Understanding the Republican pushback against the CRT


A specter haunts American conservatives, the specter of Critical Race Theory (CRT).

This theory has become the primary target of Republicans seeking to combat a perceived invasion of radical left propaganda into the mainstream, including in our own schools. But where does it come from?

According to Google Trends, the topic was rarely searched until September 2020, when it saw a slight spike in interest. It was around this time that former President Donald Trump issued an executive order deemed a ban on teaching CRT. The fact that such a thing is in the spotlight so quickly suggests a less than natural trend.

That’s because the sudden controversy was deliberately engineered by activist Christopher Rufo, a conservative who laid out his plans on Twitter to create a new CRT buzzword.

Rufo posted a series of tweets explaining the plan create a word that Americans would instantly associate with things they didn’t like.

Rufo made the tweets on March 15 of this year, which was followed by a storm of controversy led by parents and experts.

22 states experienced anti-CRT protests, with 6% having a militia presence. Politicians in various states have also attempted to ban CRT.

8 states have successfully banned it, 20 more have similar bills under consideration. The bills in question use anti-discrimination language, but ultimately describe the teaching of concepts such as white privilege as discriminatory.

But what is CRT? Rather than the bane of deception that some have claimed to be, this is an academic perspective from 1970s analysts seeking to understand the ways in which racism affected American legal policy, one example being the role of government in the practice of redlining.

Redlining is the practice of primarily labeling black neighborhoods as too risky financially to offer loans, which prevents blacks from owning homeowners.

The main gripe the Conservatives seem to have against the CRT is the emphasis on how theory holds racism underlies all of society.

This belief is seen as an accusation that whites are inherently racist, although the theory itself is not concerned with the personal beliefs of individuals, but rather with the results of decisions on a personal and social level.

Some educators worry that teaching history about policies like the Jim Crow laws may not be allowed under those laws. Ambiguity may be the point, seeking to force self-censorship among educators and deter discussion of less than flattering topics.

The last strategy employed by anti-CRT activists was the targeting of school board elections. 50 recall elections have been proposed by Republican activists, some aimed at dismissing entire school boards.

A leading group founded to advance this movement has been No Left Turn in Education, started by a mother responding to lessons on the concepts of racism and privilege. The group quickly rose to prominence after the movement’s founder was interviewed by Tucker Carlson.

This led to protests at school board meetings, some of which turned into threats of violence from protesters.

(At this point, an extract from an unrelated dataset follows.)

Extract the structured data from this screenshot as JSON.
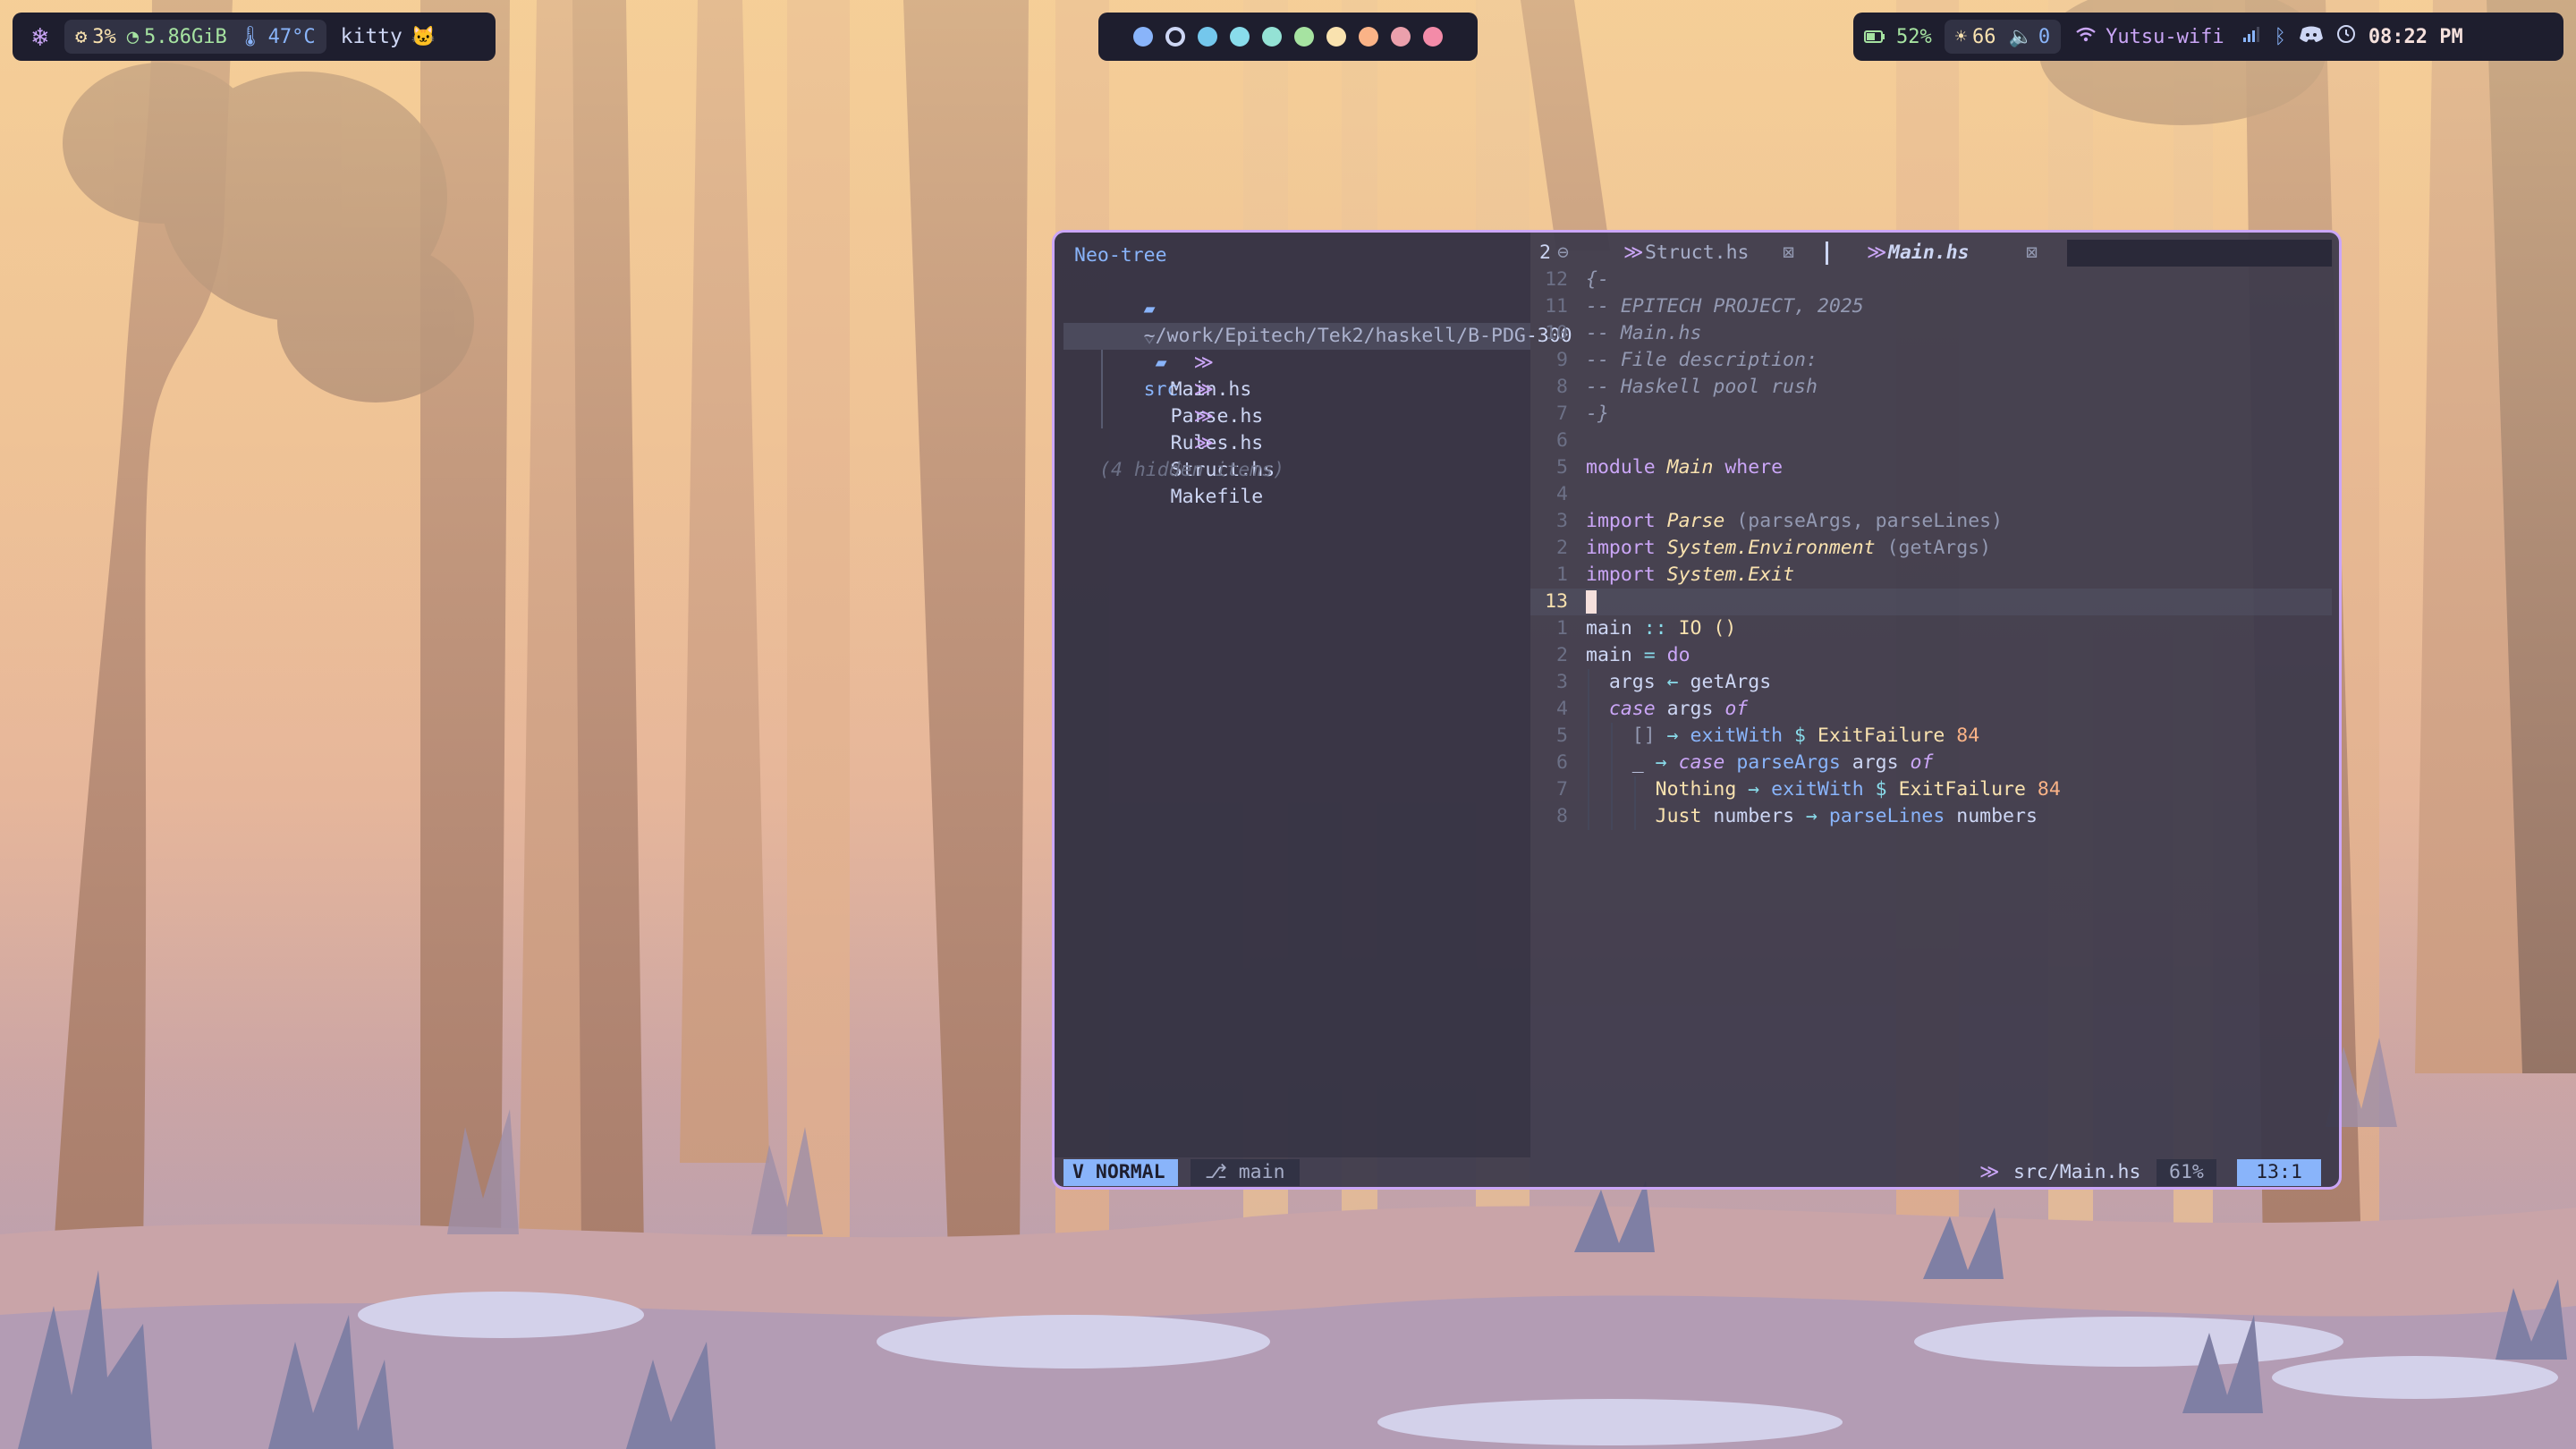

Another strategy has been to request documents on all aspects of the school curriculum, as a concern raised by protesters is the lack of transparency from educators. Such requests can take up to hundreds of hours to process and some speculate that the goal is not transparency but to bury educators under a load of paperwork.

It’s unclear whether the movement will be successful or not, but what is certain is that the anti-racially conscious education movement is only gaining momentum.

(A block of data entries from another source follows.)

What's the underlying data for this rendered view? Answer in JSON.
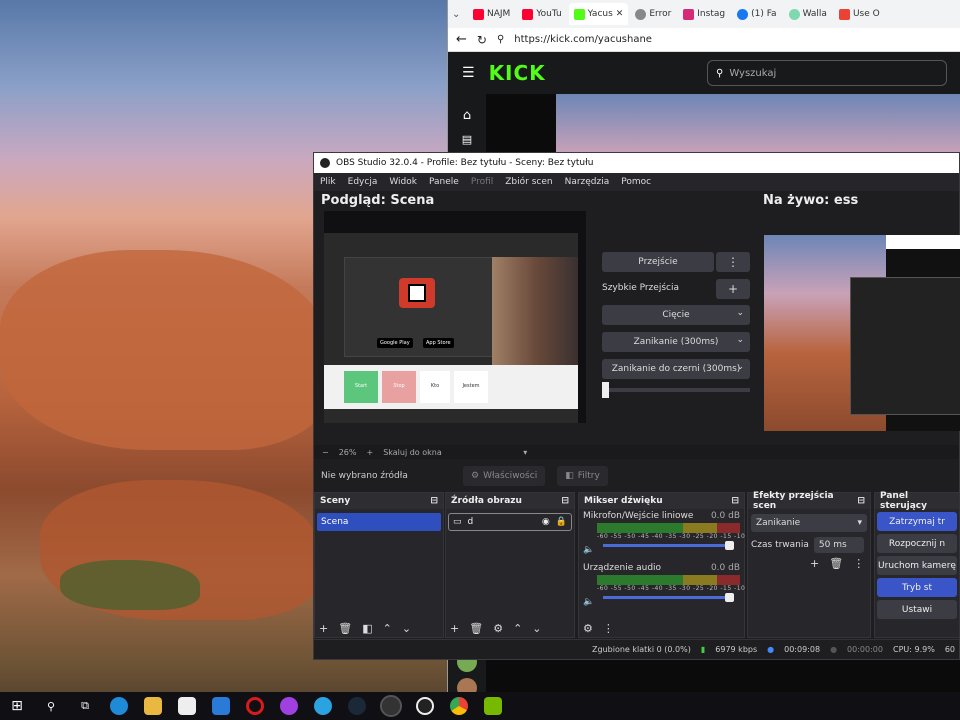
{
  "browser": {
    "tabs": [
      {
        "label": "NAJM",
        "color": "#ff0033"
      },
      {
        "label": "YouTu",
        "color": "#ff0033"
      },
      {
        "label": "Yacus",
        "color": "#53fc18",
        "active": true
      },
      {
        "label": "Error",
        "color": "#888888"
      },
      {
        "label": "Instag",
        "color": "#d62976"
      },
      {
        "label": "(1) Fa",
        "color": "#1877f2"
      },
      {
        "label": "Walla",
        "color": "#7fd8b0"
      },
      {
        "label": "Use O",
        "color": "#ea4335"
      }
    ],
    "url": "https://kick.com/yacushane",
    "kick": {
      "logo": "KICK",
      "search_placeholder": "Wyszukaj"
    }
  },
  "obs": {
    "title": "OBS Studio 32.0.4 - Profile: Bez tytułu - Sceny: Bez tytułu",
    "menu": [
      "Plik",
      "Edycja",
      "Widok",
      "Panele",
      "Profil",
      "Zbiór scen",
      "Narzędzia",
      "Pomoc"
    ],
    "preview_title": "Podgląd: Scena",
    "live_title": "Na żywo: ess",
    "transition_button": "Przejście",
    "quick_transitions_label": "Szybkie Przejścia",
    "cut_option": "Cięcie",
    "fade_option": "Zanikanie (300ms)",
    "fade_black_option": "Zanikanie do czerni (300ms)",
    "zoom_percent": "26%",
    "zoom_fit_label": "Skaluj do okna",
    "no_source_label": "Nie wybrano źródła",
    "properties_button": "Właściwości",
    "filters_button": "Filtry",
    "docks": {
      "scenes": {
        "title": "Sceny",
        "items": [
          "Scena"
        ]
      },
      "sources": {
        "title": "Źródła obrazu",
        "items": [
          "d"
        ]
      },
      "mixer": {
        "title": "Mikser dźwięku",
        "channels": [
          {
            "name": "Mikrofon/Wejście liniowe",
            "db": "0.0 dB",
            "volume": 1.0
          },
          {
            "name": "Urządzenie audio",
            "db": "0.0 dB",
            "volume": 1.0
          }
        ],
        "ticks": "-60 -55 -50 -45 -40 -35 -30 -25 -20 -15 -10 -5 0"
      },
      "transitions": {
        "title": "Efekty przejścia scen",
        "selected": "Zanikanie",
        "duration_label": "Czas trwania",
        "duration_value": "50 ms"
      },
      "controls": {
        "title": "Panel sterujący",
        "buttons": [
          "Zatrzymaj tr",
          "Rozpocznij n",
          "Uruchom kamerę",
          "Tryb st",
          "Ustawi"
        ]
      }
    },
    "status": {
      "dropped": "Zgubione klatki 0 (0.0%)",
      "bitrate": "6979 kbps",
      "stream_time": "00:09:08",
      "rec_time": "00:00:00",
      "cpu": "CPU: 9.9%",
      "fps": "60"
    },
    "preview_content": {
      "btn1": "Start",
      "btn2": "Stop",
      "btn3": "Kto",
      "btn4": "Jestem",
      "store1": "Google Play",
      "store2": "App Store"
    }
  },
  "taskbar": {
    "icons": [
      "windows-icon",
      "search-icon",
      "task-view-icon",
      "edge-icon",
      "file-explorer-icon",
      "store-icon",
      "mail-icon",
      "opera-icon",
      "messenger-icon",
      "telegram-icon",
      "steam-icon",
      "obs-icon",
      "kick-icon",
      "chrome-icon",
      "nvidia-icon"
    ]
  }
}
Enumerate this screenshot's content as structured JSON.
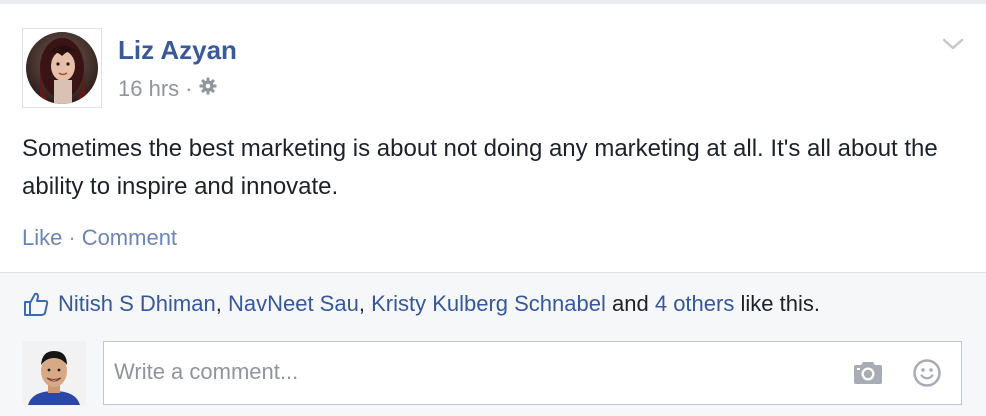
{
  "post": {
    "author": "Liz Azyan",
    "timestamp": "16 hrs",
    "meta_separator": "·",
    "text": "Sometimes the best marketing is about not doing any marketing at all. It's all about the ability to inspire and innovate.",
    "actions": {
      "like_label": "Like",
      "separator": "·",
      "comment_label": "Comment"
    }
  },
  "likes": {
    "people": [
      "Nitish S Dhiman",
      "NavNeet Sau",
      "Kristy Kulberg Schnabel"
    ],
    "separator": ",",
    "conjunction": "and",
    "others_label": "4 others",
    "suffix": "like this."
  },
  "comment_input": {
    "placeholder": "Write a comment..."
  },
  "icons": {
    "privacy": "gear-icon",
    "post_menu": "chevron-down-icon",
    "like_thumb": "thumbs-up-icon",
    "photo": "camera-icon",
    "sticker": "smiley-icon"
  },
  "colors": {
    "link_blue": "#3b5998",
    "meta_gray": "#90949c",
    "text_dark": "#1d2129",
    "feedback_bg": "#f6f7f9"
  }
}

The movement has employed a multitude of strategies and will likely continue to do so in an attempt to tackle any vaguely socially conscious material, regardless of the facts censored to achieve that goal.

The movement also underlies a darker stream of anti-intellectual sentiments and the ways in which the discussion is attacked on issues that touch the political right. One can only imagine what will be attacked next in the name of the fight against ideological indoctrination.